Gravidanza: diagnosi preimpianto contro le malattie genetiche

Una tecnica per evitare che i genitori possano trasmettere ai figli malattie genetiche gravi di cui sono portatori

«L’analisi genetica preimpianto (PGD) rappresenta un importante strumento per evitare che i genitori possano trasmettere ai figli le malattie genetiche di cui loro stessi sono portatori». È quanto afferma Giuditta Filippini, direttrice del laboratorio di genetica del centro per la fertilità ProCrea di Lugano, tra i centri con la maggiore esperienza a livello internazionale sulle diagnosi genetiche preimpianto e struttura che vanta uno dei pochi laboratori tra Svizzera e Italia ad aver accreditato secondo la norma internazionale 15189 il processo di analisi per l’intera diagnosi preimpianto delle malattie monogeniche.

Michael Jemec

«Davanti a malattie per le quali non ci sono cure, occorre percorrere la strada della prevenzione cercando di evitare che possano essere trasmesse dai genitori ai figli. – rileva Michael Jemec, direttore medico di ProCrea – L’importanza della diagnosi preimpianto è stata riconosciuta sia dall’Italia (con il pronunciamento del Tribunale di Milano dello scorso luglio che, confermando l’ordinanza di metà aprile, ha ribadito che se una coppia è affetta da una malattia genetica grave, tale da poter portare a un aborto terapeutico da parte della donna, la coppia ha diritto di ottenere la PGD), sia dalla Svizzera che dal primo settembre ha visto l’entrata in vigore della revisione della legge sulla medicina della procreazione assistita dove si introduce la diagnosi preimpianto, solo se richiesto da una coppia portatrice di una grave malattia genetica ereditaria o da una coppia che non può avere figli naturalmente».

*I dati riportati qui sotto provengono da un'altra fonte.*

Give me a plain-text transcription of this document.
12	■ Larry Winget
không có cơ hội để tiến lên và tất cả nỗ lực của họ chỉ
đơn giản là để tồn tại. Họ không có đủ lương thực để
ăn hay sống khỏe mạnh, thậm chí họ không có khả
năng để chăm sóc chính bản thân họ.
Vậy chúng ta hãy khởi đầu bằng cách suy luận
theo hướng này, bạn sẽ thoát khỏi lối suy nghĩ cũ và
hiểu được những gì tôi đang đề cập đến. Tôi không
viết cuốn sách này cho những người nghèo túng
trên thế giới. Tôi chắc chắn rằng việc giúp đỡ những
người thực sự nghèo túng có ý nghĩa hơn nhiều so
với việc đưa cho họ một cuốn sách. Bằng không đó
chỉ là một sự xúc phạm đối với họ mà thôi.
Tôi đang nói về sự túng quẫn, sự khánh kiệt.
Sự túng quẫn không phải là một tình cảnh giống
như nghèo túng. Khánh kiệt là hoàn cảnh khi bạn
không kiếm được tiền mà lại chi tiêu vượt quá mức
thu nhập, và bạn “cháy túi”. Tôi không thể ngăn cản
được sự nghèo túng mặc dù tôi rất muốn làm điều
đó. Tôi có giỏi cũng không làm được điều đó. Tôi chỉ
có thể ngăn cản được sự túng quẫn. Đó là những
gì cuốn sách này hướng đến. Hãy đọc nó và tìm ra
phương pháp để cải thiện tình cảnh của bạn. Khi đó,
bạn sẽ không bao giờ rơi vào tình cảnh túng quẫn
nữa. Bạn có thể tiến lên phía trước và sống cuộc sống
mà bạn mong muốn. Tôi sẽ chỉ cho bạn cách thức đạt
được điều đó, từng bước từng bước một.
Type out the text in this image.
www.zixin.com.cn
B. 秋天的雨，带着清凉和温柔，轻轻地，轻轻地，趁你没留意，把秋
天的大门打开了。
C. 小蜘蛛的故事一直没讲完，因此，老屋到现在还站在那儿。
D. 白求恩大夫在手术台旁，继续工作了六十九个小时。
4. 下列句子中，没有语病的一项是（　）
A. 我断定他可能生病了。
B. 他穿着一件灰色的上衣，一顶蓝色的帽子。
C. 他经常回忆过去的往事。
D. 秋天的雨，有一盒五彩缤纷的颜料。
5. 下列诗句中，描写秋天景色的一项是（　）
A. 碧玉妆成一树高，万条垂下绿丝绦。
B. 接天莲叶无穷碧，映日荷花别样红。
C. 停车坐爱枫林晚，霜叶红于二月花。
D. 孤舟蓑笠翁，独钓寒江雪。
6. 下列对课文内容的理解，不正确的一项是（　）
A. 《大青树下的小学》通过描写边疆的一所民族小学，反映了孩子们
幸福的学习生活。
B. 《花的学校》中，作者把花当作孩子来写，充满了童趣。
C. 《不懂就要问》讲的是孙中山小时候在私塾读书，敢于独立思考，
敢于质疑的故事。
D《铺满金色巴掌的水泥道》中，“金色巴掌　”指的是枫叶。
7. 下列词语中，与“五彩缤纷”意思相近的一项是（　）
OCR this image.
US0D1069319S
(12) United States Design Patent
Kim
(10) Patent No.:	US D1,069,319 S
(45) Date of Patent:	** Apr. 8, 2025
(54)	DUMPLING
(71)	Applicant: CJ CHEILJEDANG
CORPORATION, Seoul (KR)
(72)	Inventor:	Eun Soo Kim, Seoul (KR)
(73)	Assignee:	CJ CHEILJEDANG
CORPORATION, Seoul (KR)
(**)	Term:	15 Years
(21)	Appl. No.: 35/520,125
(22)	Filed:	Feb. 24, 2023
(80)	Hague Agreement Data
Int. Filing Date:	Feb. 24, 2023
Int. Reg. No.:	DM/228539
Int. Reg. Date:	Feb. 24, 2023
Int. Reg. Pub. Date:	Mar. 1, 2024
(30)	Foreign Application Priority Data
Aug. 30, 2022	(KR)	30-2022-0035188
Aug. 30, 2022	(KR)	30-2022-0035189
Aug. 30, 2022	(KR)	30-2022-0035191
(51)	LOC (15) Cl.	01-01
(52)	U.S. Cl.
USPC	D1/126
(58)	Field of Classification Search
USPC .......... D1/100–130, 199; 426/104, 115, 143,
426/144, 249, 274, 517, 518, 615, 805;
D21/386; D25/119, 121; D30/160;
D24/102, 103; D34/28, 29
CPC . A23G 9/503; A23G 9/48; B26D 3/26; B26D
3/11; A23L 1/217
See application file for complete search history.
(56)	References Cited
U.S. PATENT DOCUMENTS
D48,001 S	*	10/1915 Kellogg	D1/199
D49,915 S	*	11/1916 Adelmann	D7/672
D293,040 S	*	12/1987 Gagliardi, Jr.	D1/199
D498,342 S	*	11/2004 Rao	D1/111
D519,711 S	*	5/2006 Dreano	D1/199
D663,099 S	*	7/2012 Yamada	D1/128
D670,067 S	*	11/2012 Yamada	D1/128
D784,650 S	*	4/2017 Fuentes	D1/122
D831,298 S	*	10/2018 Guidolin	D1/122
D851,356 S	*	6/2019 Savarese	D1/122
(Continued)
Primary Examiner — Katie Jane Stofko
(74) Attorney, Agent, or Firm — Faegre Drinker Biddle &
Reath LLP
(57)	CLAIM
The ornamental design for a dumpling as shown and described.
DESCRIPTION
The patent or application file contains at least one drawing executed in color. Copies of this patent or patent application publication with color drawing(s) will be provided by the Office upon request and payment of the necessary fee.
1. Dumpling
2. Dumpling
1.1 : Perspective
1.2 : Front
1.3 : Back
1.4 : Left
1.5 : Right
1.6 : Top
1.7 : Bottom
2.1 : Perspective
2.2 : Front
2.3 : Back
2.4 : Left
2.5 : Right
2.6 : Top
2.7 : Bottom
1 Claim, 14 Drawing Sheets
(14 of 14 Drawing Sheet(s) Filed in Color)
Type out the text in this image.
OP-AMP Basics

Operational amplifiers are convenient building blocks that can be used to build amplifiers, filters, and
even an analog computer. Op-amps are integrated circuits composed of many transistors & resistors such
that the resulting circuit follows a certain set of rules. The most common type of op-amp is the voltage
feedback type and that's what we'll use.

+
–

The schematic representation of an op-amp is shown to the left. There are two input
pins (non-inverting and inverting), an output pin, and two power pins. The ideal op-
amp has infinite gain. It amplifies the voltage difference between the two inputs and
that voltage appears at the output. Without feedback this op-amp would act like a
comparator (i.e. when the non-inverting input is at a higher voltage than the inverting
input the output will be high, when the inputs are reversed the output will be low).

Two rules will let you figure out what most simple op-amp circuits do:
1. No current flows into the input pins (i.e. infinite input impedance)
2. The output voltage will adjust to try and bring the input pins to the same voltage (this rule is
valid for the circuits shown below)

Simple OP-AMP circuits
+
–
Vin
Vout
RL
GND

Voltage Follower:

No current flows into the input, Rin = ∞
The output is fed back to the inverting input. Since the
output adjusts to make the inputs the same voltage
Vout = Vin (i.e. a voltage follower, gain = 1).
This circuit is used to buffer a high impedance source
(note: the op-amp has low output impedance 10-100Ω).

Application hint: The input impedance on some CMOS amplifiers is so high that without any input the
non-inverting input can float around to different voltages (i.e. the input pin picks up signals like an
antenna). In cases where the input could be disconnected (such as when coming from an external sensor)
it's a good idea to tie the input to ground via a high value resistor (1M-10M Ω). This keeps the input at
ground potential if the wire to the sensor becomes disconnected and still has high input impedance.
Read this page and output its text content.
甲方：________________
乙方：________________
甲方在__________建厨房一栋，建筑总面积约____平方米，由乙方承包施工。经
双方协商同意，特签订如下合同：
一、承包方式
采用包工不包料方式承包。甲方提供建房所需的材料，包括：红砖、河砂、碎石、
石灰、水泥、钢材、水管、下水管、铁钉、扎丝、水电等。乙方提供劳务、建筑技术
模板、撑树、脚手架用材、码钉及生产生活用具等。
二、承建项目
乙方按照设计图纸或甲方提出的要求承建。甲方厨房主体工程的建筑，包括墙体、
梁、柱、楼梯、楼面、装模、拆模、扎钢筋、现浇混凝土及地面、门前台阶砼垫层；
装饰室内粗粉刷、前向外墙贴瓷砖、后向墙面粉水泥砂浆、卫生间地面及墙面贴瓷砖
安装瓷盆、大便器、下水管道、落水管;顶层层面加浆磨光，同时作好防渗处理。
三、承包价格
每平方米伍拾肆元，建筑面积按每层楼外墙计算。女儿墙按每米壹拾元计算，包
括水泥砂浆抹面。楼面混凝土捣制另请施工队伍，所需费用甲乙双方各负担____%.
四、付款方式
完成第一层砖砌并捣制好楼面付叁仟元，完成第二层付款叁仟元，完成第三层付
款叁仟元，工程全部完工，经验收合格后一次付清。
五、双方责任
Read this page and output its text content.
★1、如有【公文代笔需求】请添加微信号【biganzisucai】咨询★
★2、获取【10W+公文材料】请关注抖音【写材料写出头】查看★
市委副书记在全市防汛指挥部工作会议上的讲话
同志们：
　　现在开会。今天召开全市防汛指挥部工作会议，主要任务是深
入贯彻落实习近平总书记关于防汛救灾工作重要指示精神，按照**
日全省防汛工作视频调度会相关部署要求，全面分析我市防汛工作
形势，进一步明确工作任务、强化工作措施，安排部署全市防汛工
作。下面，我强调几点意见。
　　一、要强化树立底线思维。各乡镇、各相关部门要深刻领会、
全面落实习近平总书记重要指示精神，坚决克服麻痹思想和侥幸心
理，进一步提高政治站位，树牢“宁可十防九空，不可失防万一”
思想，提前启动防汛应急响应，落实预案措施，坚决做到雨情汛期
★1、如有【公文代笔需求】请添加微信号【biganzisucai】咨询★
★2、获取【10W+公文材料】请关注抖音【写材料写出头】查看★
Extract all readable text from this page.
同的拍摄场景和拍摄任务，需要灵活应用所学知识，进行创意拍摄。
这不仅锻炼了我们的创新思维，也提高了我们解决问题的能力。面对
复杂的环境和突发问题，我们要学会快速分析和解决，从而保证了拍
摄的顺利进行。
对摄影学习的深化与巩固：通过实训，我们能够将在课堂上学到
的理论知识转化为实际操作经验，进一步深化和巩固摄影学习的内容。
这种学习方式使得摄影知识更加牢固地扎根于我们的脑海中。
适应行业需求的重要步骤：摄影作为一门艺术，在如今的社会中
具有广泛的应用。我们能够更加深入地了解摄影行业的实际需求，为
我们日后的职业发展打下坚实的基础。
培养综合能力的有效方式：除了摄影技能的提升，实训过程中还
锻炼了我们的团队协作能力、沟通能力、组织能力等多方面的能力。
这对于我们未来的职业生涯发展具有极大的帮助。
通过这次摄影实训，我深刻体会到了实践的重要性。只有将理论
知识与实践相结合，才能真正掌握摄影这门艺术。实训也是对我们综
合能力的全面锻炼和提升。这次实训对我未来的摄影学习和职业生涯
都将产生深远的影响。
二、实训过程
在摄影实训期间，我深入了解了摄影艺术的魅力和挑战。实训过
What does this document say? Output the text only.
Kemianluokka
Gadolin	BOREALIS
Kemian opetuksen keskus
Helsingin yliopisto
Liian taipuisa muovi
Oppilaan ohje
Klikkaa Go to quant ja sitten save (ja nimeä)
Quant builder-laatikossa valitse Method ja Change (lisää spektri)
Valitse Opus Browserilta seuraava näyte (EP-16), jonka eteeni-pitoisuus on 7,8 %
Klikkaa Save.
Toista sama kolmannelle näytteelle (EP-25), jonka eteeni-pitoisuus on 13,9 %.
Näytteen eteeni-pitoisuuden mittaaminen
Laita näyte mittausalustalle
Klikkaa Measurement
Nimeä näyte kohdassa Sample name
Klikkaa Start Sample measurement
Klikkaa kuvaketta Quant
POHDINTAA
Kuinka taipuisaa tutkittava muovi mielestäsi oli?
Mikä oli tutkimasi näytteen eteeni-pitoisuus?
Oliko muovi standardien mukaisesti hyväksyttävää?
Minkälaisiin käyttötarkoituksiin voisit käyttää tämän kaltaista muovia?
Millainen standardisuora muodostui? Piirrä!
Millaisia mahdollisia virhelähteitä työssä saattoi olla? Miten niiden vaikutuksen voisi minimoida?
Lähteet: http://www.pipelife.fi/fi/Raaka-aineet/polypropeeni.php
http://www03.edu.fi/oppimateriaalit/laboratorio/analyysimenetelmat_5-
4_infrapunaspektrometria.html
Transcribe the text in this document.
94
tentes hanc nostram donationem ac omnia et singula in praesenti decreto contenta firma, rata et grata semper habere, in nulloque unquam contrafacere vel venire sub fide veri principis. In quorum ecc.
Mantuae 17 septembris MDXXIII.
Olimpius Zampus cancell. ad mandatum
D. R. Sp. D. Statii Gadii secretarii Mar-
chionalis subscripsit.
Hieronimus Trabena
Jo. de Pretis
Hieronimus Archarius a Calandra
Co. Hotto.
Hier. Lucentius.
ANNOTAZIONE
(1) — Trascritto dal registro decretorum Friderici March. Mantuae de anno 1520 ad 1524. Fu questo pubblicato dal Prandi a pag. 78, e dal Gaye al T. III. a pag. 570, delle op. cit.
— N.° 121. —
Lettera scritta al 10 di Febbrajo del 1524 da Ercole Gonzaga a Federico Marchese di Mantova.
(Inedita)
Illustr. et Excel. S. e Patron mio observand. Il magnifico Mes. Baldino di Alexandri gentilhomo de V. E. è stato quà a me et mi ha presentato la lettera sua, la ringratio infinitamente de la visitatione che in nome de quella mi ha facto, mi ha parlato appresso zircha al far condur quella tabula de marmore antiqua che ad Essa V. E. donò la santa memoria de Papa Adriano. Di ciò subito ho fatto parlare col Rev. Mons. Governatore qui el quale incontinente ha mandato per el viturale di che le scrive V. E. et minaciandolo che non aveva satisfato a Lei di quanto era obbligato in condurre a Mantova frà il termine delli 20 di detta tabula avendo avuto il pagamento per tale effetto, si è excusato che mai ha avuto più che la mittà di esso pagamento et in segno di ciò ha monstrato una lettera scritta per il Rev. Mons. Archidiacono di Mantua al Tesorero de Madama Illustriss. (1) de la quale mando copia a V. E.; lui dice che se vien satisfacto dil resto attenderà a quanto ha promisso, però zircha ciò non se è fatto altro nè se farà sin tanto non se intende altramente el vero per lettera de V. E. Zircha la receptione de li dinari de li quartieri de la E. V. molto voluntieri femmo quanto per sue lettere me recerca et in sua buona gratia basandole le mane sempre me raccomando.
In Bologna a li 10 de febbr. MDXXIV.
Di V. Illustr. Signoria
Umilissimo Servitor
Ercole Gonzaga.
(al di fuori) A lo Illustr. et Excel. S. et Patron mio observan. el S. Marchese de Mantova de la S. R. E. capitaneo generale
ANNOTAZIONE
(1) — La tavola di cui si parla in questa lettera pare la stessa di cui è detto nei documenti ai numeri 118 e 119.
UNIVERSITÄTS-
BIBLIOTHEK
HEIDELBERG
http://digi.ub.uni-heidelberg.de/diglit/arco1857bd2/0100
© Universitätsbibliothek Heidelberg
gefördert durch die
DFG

Che cos’è la diagnosi genetica preimpianto? La PGD è una diagnosi che permette di identificare la presenza di malattie genetiche o di alterazioni cromosomiche in fasi molto precoci di sviluppo. Può intervenire già a livello dell’ovocita, andando ad analizzare i cosiddetti globuli polari in coppie a elevato rischio riproduttivo, prima che gli embrioni da essi derivati siano impiantati nell’utero, oppure pochi giorni dopo la fecondazione.

«La PGD sui globuli polari, di fatto, non va a interessare l’embrione. È però questa una diagnosi che può fare solamente una valutazione del materiale genetico proveniente dal ramo materno; quindi non si possono vagliare le eventuali malattie genetiche del papà. – spiega il direttore medico – Invece con la diagnosi fatta sull’embrione, la tecnica prevede l’analisi delle cellule del trofoectoderma della blastocisti, ovvero le cellule che andranno a formare la placenta. Con questo tipo di diagnosi è possibile analizzare il materiale genetico proveniente sia dalla mamma sia dal papà. La biopsia viene effettuata già al quinto giorno dopo la fecondazione dell’ovocita, quando si è formato un conglomerato di cellule che ha un diametro poco più grande di un decimo di millimetro. L’obiettivo di questa tecnica è duplice, ossia impedire la trasmissione di patologie ereditarie e, al contempo, evitare l’eventuale ricorso all’aborto terapeutico».